Ex Ilva, Bellanova: “Non possiamo permetterci che Taranto diventi una seconda Bagnoli”

“La magistratura faccia rapidamente il suo corso. Ma nel frattempo si vada avanti con il risanamento ambientale”: così la viceministra alle Infrastrutture e mobilità sostenibili, Teresa Bellanova, nel corso di un collegamento in diretta con RaiNews 24. Bellanova ha commentato la sentenza di primo grado della Corte d’Assise di Taranto nell’ambito dell’inchiesta ‘Ambiente Svenduto’, dichiarando che il governo non può permettersi che Taranto diventi una seconda Bagnoli.

“Per troppo tempo in troppi a Taranto – ha proseguito Bellanova – si sono colpevolmente distratti e si sono voltati dall’altra parte. Un sistema di connivenze e collusioni come quello tratteggiato dai giudici – ha evidenziato la viceministra – non può reggersi se non in questo modo”. Questo conferma quanto fosse giusto e necessario modificare radicalmente lo stato di cose come noi – ha dichiarato Bellanova a margine del suo intervento – avevamo iniziato a fare con l’amministrazione straordinaria, il passaggio verso un’altra proprietà, gli investimenti finalizzati al risanamento e all’ambientalizzazione”.
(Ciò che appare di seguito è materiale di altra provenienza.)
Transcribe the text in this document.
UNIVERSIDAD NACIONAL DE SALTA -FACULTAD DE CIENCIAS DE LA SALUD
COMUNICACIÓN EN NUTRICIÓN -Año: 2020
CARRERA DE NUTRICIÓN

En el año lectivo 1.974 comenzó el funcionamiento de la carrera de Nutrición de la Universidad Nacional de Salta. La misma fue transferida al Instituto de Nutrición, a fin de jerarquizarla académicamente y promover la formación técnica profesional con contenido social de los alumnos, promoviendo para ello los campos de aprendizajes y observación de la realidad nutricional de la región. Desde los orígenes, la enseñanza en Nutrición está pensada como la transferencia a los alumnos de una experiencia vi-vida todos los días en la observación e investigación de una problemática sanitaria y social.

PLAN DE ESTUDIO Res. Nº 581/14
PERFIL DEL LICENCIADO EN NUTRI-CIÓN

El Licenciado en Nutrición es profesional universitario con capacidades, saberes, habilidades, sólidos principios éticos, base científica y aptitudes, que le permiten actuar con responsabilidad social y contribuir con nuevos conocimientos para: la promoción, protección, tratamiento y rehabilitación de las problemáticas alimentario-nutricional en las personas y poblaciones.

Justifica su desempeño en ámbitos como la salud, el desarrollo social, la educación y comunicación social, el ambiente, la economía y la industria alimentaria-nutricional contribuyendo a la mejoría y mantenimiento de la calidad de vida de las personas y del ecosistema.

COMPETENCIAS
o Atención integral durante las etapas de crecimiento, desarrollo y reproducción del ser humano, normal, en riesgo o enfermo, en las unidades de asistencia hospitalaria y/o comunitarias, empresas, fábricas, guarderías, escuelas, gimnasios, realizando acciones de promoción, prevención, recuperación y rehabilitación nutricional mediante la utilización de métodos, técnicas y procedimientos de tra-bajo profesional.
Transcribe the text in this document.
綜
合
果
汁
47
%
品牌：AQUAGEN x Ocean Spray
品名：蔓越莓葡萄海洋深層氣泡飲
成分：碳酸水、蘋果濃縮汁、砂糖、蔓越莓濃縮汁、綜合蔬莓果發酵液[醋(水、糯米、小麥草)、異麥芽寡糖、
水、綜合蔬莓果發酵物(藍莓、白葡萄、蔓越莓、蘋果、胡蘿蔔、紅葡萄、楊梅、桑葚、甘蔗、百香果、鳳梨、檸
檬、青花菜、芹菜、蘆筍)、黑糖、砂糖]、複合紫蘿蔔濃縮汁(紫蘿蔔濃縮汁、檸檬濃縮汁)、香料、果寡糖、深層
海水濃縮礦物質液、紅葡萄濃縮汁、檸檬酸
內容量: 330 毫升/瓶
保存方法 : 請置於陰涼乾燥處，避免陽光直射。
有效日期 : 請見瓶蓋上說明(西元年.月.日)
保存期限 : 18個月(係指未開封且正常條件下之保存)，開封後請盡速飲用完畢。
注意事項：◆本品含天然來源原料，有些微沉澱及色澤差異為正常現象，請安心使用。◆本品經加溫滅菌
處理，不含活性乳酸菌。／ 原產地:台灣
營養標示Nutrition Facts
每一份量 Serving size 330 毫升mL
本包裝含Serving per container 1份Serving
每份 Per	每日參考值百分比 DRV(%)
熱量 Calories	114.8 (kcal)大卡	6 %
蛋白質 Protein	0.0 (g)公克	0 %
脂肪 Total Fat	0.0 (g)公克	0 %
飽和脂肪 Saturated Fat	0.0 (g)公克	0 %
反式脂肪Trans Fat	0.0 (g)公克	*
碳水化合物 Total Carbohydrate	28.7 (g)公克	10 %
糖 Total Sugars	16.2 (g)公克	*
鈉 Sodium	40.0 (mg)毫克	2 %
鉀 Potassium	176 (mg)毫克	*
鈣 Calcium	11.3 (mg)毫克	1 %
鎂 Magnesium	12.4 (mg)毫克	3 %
Sulla sentenza riguardante l’ex Ilva che ha visto, tra le altre, le condanne in primo grado dei Riva e dell’ex presidente della Regione Puglia, Nichi Vendola, è intervenuto anche il ministro della Transizione ecologica, Roberto Cingolani, intervenendo a un webinar di PwC Italia. “Dobbiamo aspettare la sentenza che arriva del Consiglio di Stato e capire cosa succede”, ha dichiarato Cingolani, che poi ha aggiunto: “Taranto va tutelata a tutti i costi, però le sentenze ci diranno che cosa succederà: per me prima viene la salute, poi viene il Pil, poi viene il resto”. Il presidente di Confindustria Puglia, Sergio Fontana, in una intervista rilasciata all’ANSA ha dichiarato “su Taranto e l’ex Ilva si giocano le sorti del governo italiano” e “al di là della questione giudiziaria”, ora “è fondamentale pianificare una politica dell’acciaio sostenibile”. Per Fontana sono tre i temi che il governo dovrà affrontare: “Sostenibilità del piano industriale a livello economico, nodo occupazionale e questione ambientale”.